This week, in recognition of National Dog Fighting Awareness Day on April 8, Senators Kamala. D. Harris (D-CA) and Susan Collins (R-ME) introduced the Help Extract Animals from Red Tape (HEART) Act, bipartisan legislation that would expedite the disposition process for animals seized in federal animal fighting cases, hold offenders financially responsible for the care of animals in custody, and allow courts to take into account the animals’ welfare when considering legal delays.
“All animals must be treated humanely, free from cruelty and abuse, as they often become extended members of our families,” said Senator Harris. “We must do all we can to ensure that the welfare of these animals who have been victims of cruelty is a priority, and remove any red tape that prevents them from being properly and safely cared for.”
“Animals who have been rescued from cruelty and abuse deserve to be placed in loving homes as soon as it is safely possible,” said Senator Collins. “Our legislation, which is based on recommendations by the Department of Justice’s Animal Cruelty Roundtable, would reduce the minimum amount of time animals must be held in shelters and alleviate the financial burdens that fall on those who care for seized animals. I have long advocated for policies that improve the welfare of animals, and I urge my colleagues to support this legislation to help protect animals that have experienced inhumane treatment.”
“Rescuing animals from dogfighting operations is a priority for the ASPCA, but their necessary sheltering and care can last months or even years. Assisting law enforcement in this way can be very expensive for shelters and rescues, and the long federal process can take a toll on animal victims as well as cause local agencies to think twice before intervening in new cases,” said Matt Bershadker, President and CEO of the ASPCA. “We commend Senators Harris and Collins for championing the HEART Act to streamline this process and help victims of cruelty transition more quickly from lives of suffering and uncertainty to safe and loving homes.”
The HEART Act has been endorsed by the American Society for the Prevention of Cruelty to Animals, the Humane Society, the National Sheriffs’ Association, and the Association of Prosecuting Attorneys. The companion bill in the House of Representatives was introduced last year by Reps. Judy Chu (CA-27) and John Katko (NY-24) and has received widespread bipartisan support with 66 co-sponsors.

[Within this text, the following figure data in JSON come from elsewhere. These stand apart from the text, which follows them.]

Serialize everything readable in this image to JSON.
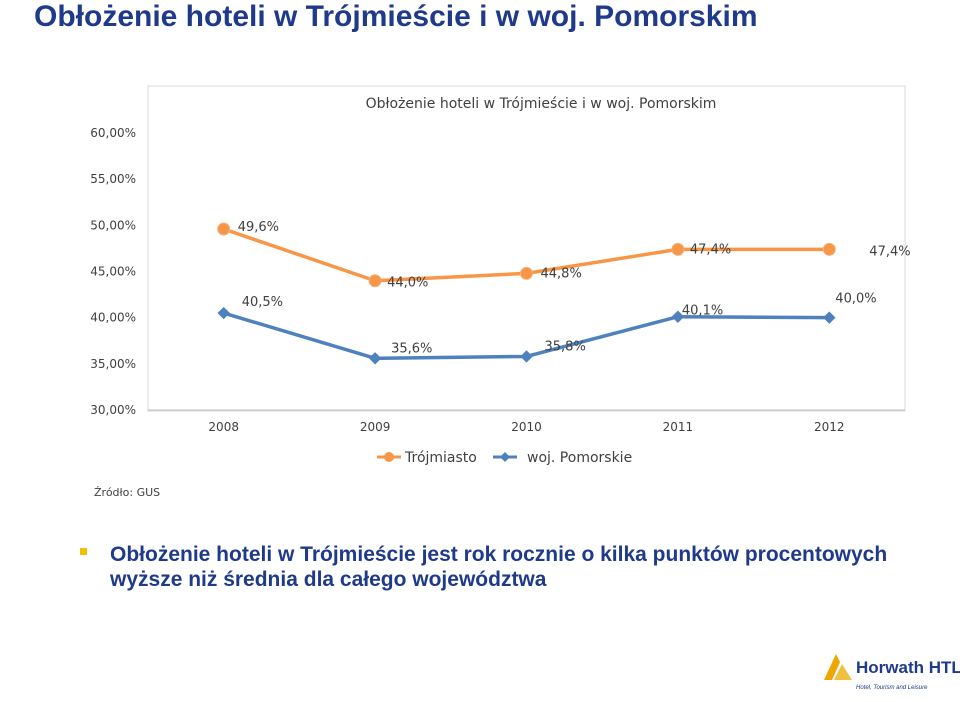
{
  "page": {
    "title": "Obłożenie hoteli w Trójmieście i w woj. Pomorskim",
    "source": "Źródło: GUS",
    "bullet": "Obłożenie hoteli w Trójmieście jest rok rocznie o kilka punktów procentowych wyższe niż średnia dla całego województwa"
  },
  "logo": {
    "name": "Horwath HTL",
    "tagline": "Hotel, Tourism and Leisure",
    "accent_color": "#f0a500",
    "brand_color": "#1f3a8a"
  },
  "chart_data": {
    "type": "line",
    "title": "Obłożenie hoteli w Trójmieście i w woj. Pomorskim",
    "categories": [
      "2008",
      "2009",
      "2010",
      "2011",
      "2012"
    ],
    "series": [
      {
        "name": "Trójmiasto",
        "values": [
          49.6,
          44.0,
          44.8,
          47.4,
          47.4
        ],
        "labels": [
          "49,6%",
          "44,0%",
          "44,8%",
          "47,4%",
          "47,4%"
        ],
        "color": "#f79646",
        "marker": "circle"
      },
      {
        "name": "woj. Pomorskie",
        "values": [
          40.5,
          35.6,
          35.8,
          40.1,
          40.0
        ],
        "labels": [
          "40,5%",
          "35,6%",
          "35,8%",
          "40,1%",
          "40,0%"
        ],
        "color": "#4f81bd",
        "marker": "diamond"
      }
    ],
    "yticks": [
      30,
      35,
      40,
      45,
      50,
      55,
      60
    ],
    "ytick_labels": [
      "30,00%",
      "35,00%",
      "40,00%",
      "45,00%",
      "50,00%",
      "55,00%",
      "60,00%"
    ],
    "ylim": [
      30,
      60
    ],
    "grid": false,
    "legend_position": "bottom"
  }
}
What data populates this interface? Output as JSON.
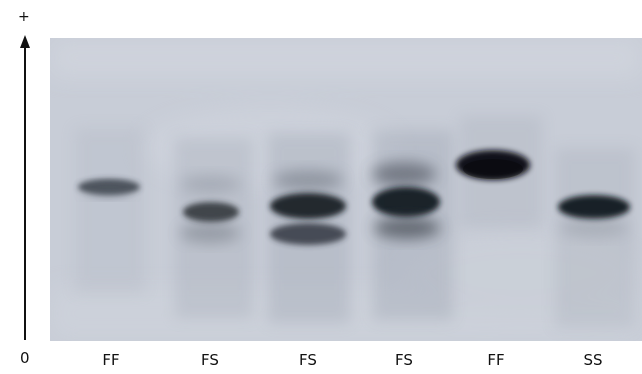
{
  "axis": {
    "top_label": "+",
    "bottom_label": "0"
  },
  "lanes": [
    {
      "label": "FF"
    },
    {
      "label": "FS"
    },
    {
      "label": "FS"
    },
    {
      "label": "FS"
    },
    {
      "label": "FF"
    },
    {
      "label": "SS"
    }
  ],
  "colors": {
    "gel_background": "#c8cdd7",
    "band_dark": "#121518",
    "band_mid": "#2d333b"
  }
}
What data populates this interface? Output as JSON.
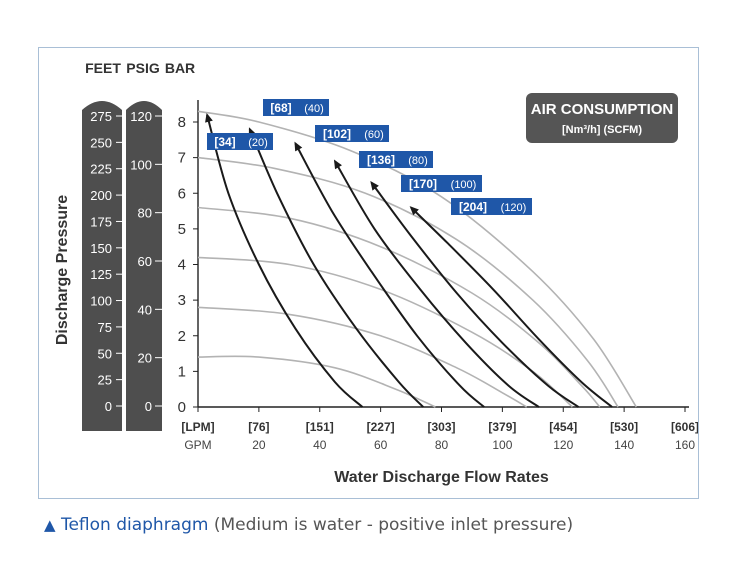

Specifically, the HEART Act:
- Accelerates the disposition process by reducing from 60 to 30 days the amount of time the government has to notify interested parties following the seizure of animals under the federal animal fighting or gambling statues.
- Requires the court to consider the animals’ welfare and the cost to the government when seeking to extend the notice period.
- Requires claimants to reimburse the costs of caring for animals seized in federal animals fighting cases when the government prevails in civil forfeiture proceedings.
- Gives judges the discretion to allow the consideration of the claimant’s culpability, financial condition, and other factors when requiring and determining the reimbursement.
As Attorney General of California, Senator Harris fought to defend California’s animal protection and welfare laws against out-of-state interests who sought to overturn them.